Claudia Draxl is Einstein Professor for solid-state theory of the physics department of the Humboldt-Universität Berlin. There the SOLgroup, led by Claudia Draxl, focuses on condensed-matter theory and computational materials sciences, working on theoretical concepts, development of computer codes, as well as their application to a variety of materials. 



»Creating new materials on computer«

Material design on the computer screen? Tell us more.
We apply computational methods to the physical properties of materials, which can include anything from simple metals to semi-conductors, or even plastics. We also analyse and try to improve on the methods we use to compute material properties. To do this, we develop and write computer programs, and apply them to a wide range of materials. Whether our goal is to mix different material components, or even just replace individual atoms, we always want to innov- ate. For us, that means producing a new material with properties that did not previously exist. Computers facilitate this process. They help us predict how different properties will change without the need to actually produce the materials.

Which materials have captured your interest?
Right now, I would definitely say the hybrid materials. This is a group of nanostructured materials with interfaces which bring together components with different properties. One example is the combination of carbon nanotubes and organic molecules – two very different materials. Carbon  nanotubes are robust; they also have very good electrical properties. But they are useless for constructing optoelectronic elements, because they cannot emit or capture light in the visible range. However, there are many molecules among their organic counterparts that can do exactly that. When we introduce them into the nanotubes, we can create a new material that combines the mechanical and electrical properties of nanotubes with the light-absorbing properties of the organic molecule. The basic idea in this case is to produce a light-emitting nanoobject in the hopes of someday using it for optoelectronic materials. That includes elements we need for flat screens, for example.

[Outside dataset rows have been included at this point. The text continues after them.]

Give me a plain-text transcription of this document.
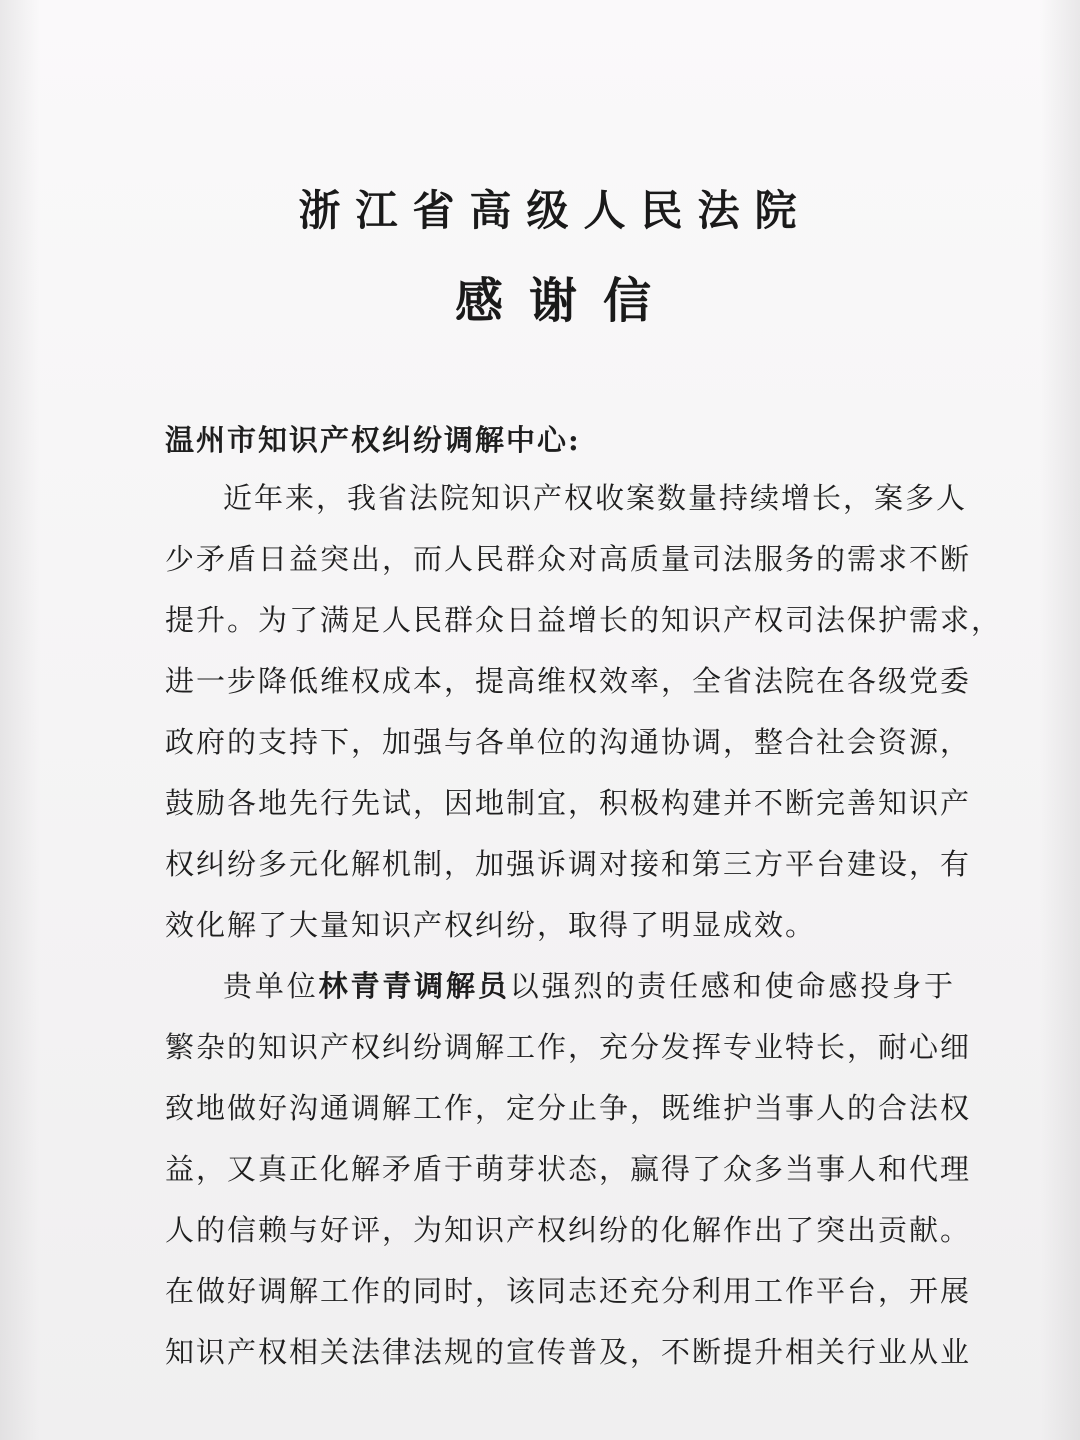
浙江省高级人民法院
感谢信

温州市知识产权纠纷调解中心:

近年来，我省法院知识产权收案数量持续增长，案多人
少矛盾日益突出，而人民群众对高质量司法服务的需求不断
提升。为了满足人民群众日益增长的知识产权司法保护需求，
进一步降低维权成本，提高维权效率，全省法院在各级党委
政府的支持下，加强与各单位的沟通协调，整合社会资源，
鼓励各地先行先试，因地制宜，积极构建并不断完善知识产
权纠纷多元化解机制，加强诉调对接和第三方平台建设，有
效化解了大量知识产权纠纷，取得了明显成效。
贵单位林青青调解员以强烈的责任感和使命感投身于
繁杂的知识产权纠纷调解工作，充分发挥专业特长，耐心细
致地做好沟通调解工作，定分止争，既维护当事人的合法权
益，又真正化解矛盾于萌芽状态，赢得了众多当事人和代理
人的信赖与好评，为知识产权纠纷的化解作出了突出贡献。
在做好调解工作的同时，该同志还充分利用工作平台，开展
知识产权相关法律法规的宣传普及，不断提升相关行业从业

Does creating a new material basically mean you have outsmarted nature?
We leave the actual work of “outsmarting” nature to the experimenters. They are the ones who produce what we decided was a good material on paper, or in our case on the screen. But it’s a long process. The path to finding a new material until it can be applied usually takes about 20, and sometimes even 30, years. My work is in the area of basic research. But that does not prevent me from thinking about what could be useful in the future. One case is thermoelectric materials, for ex- ample, which is a class of materials that could be very efficient in transforming exhaust heat into electrical energy. I believe that we need to stick with the basic questions so that we can keep moving forward.